There are several limitations of our study such as a relatively small number of patients, and CTC enrichment purity. We applied per patient normalization, utilizing matched white blood cells as a pre-specified analysis plan regarding our primary research question of comparing the gene expression of CTCs vs metastases for a list of well characterized, potentially clinically actionable marker genes. Our strategy of per patient normalization to PB signal is novel, focusing attention on genes with strong differential expression between tumor and blood by controlling for leukocyte background.21,42 Thus, subtle differences in gene expression might not be captured with our method.
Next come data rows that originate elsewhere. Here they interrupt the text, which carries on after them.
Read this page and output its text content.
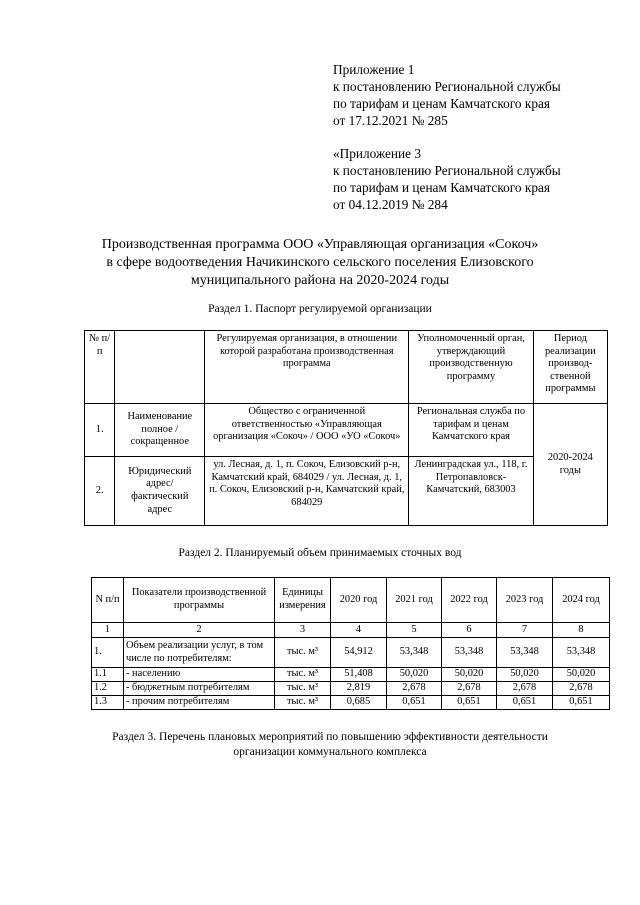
Приложение 1
к постановлению Региональной службы
по тарифам и ценам Камчатского края
от 17.12.2021 № 285
«Приложение 3
к постановлению Региональной службы
по тарифам и ценам Камчатского края
от 04.12.2019 № 284
Производственная программа ООО «Управляющая организация «Сокоч» в сфере водоотведения Начикинского сельского поселения Елизовского муниципального района на 2020-2024 годы
Раздел 1. Паспорт регулируемой организации
№ п/п		Регулируемая организация, в отношении которой разработана производственная программа	Уполномоченный орган, утверждающий производственную программу	Период реализации производ-ственной программы
1.	Наименование полное / сокращенное	Общество с ограниченной ответственностью «Управляющая организация «Сокоч» / ООО «УО «Сокоч»	Региональная служба по тарифам и ценам Камчатского края	2020-2024 годы
2.	Юридический адрес/фактический адрес	ул. Лесная, д. 1, п. Сокоч, Елизовский р-н, Камчатский край, 684029 / ул. Лесная, д. 1, п. Сокоч, Елизовский р-н, Камчатский край, 684029	Ленинградская ул., 118, г. Петропавловск-Камчатский, 683003	
Раздел 2. Планируемый объем принимаемых сточных вод
N п/п	Показатели производственной программы	Единицы измерения	2020 год	2021 год	2022 год	2023 год	2024 год
1	2	3	4	5	6	7	8
1.	Объем реализации услуг, в том числе по потребителям:	тыс. м³	54,912	53,348	53,348	53,348	53,348
1.1	- населению	тыс. м³	51,408	50,020	50,020	50,020	50,020
1.2	- бюджетным потребителям	тыс. м³	2,819	2,678	2,678	2,678	2,678
1.3	- прочим потребителям	тыс. м³	0,685	0,651	0,651	0,651	0,651
Раздел 3. Перечень плановых мероприятий по повышению эффективности деятельности организации коммунального комплекса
Ideally, sequencing of pure cell populations, even at single cell level should be attempted to characterize differences of gene expression between CTCs and WBCs more stringently.43

For gene expression results, standard normalization (reported as reads per kilobase of transcript, per million mapped (RPKM)) was applied but, due to the nature of our approach, we cannot rule out a certain degree of amplification bias. However, we previously utilized unspiked negative controls and extensively validated our RNA amplification strategy.21,44 Although we successfully detected SNVs, our current data analysis pipeline does not allow for the detection of copy number variation. SNV-calling from RNA-Seq is less well established compared with the DNA based method, and further validation will be needed in the future.

Conclusions

RNA-Seq of Parsortix-enriched CTCs could lead to minimally invasive, real-time diagnostic strategies for precision therapeutic decision making for MBC patients. Our approach could serve as a surrogate liquid biopsy for potentially clinically actionable drug target gene expression and mutations, allowing longitudinal assessment of the evolution of a patient’s cancer.